Heavier periods – worse cramps
Anxiety (not debilitating)
Positive people annoy me most of the time
Have to force myself to be cheerful – not sure I’m succeeding
Lack of interest in hobbies/activities I was previously passionate about
Indifference to the beauty around me
Mood swings
Don’t even know who I am or know how to get back to being the person I was
I’m not and have never been prone to outbursts – so, it’s especially difficult to go thru this holding everything in. My mother was one who ranted and raved and our family motto at the time was “if momma ain’t happy, ain’t nobody happy.” I’ve sworn not to carry on that torch. Making my entire family miserable would only make me feel worse, no gain there.
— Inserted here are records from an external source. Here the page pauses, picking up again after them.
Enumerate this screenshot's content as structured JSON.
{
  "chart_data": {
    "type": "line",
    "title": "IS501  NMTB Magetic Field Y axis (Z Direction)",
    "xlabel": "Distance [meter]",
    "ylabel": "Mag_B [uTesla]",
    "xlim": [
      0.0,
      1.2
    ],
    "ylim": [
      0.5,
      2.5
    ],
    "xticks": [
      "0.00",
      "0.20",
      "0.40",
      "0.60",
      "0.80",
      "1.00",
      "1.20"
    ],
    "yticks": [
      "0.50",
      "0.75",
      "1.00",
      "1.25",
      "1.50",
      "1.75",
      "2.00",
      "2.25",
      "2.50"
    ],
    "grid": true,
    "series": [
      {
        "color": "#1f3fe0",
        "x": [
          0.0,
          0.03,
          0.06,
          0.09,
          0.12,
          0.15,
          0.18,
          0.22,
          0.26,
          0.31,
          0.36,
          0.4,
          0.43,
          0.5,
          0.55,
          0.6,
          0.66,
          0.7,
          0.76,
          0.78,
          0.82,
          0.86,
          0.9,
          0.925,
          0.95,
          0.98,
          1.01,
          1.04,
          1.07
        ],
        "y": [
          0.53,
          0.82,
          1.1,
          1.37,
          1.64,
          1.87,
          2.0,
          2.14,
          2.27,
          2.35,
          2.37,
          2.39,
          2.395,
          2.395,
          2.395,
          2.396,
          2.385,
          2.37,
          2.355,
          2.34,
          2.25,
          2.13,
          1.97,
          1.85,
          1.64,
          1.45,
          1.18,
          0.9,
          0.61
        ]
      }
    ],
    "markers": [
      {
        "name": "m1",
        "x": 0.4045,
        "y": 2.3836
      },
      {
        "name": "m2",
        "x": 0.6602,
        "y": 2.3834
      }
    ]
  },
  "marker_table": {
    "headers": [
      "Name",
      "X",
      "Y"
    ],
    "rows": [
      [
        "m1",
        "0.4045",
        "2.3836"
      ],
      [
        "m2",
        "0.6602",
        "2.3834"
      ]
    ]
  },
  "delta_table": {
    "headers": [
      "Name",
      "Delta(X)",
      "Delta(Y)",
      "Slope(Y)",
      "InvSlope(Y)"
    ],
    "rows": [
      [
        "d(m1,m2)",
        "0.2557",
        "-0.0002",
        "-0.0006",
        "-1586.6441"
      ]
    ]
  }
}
While I wouldn’t wish this time of life on anyone, it’s comforting to read the posts and know that at least I’m not alone. I work full-time outside our home and it’s really difficult to put on a positive front all day when I really want to just crawl into a corner and be alone. My two sons are grown (in their 20’s) and it’s just DH and I at home. My female relatives are all out of state. So, it’s a little difficult for me to find someone to vent to – the guys in my life wouldn’t understand and DH would just feel helpless that he can’t make things better.
This is silly I know – I would journal, but my fear is that my entries would all be negative and doom and gloom at this point and if anyone found my journal, they’d probably have me committed!!!
I do a pretty good job of putting on a happy face, but sometimes I’d just like to be all alone for a while.
There, that feels much better. Thanks for letting me vent!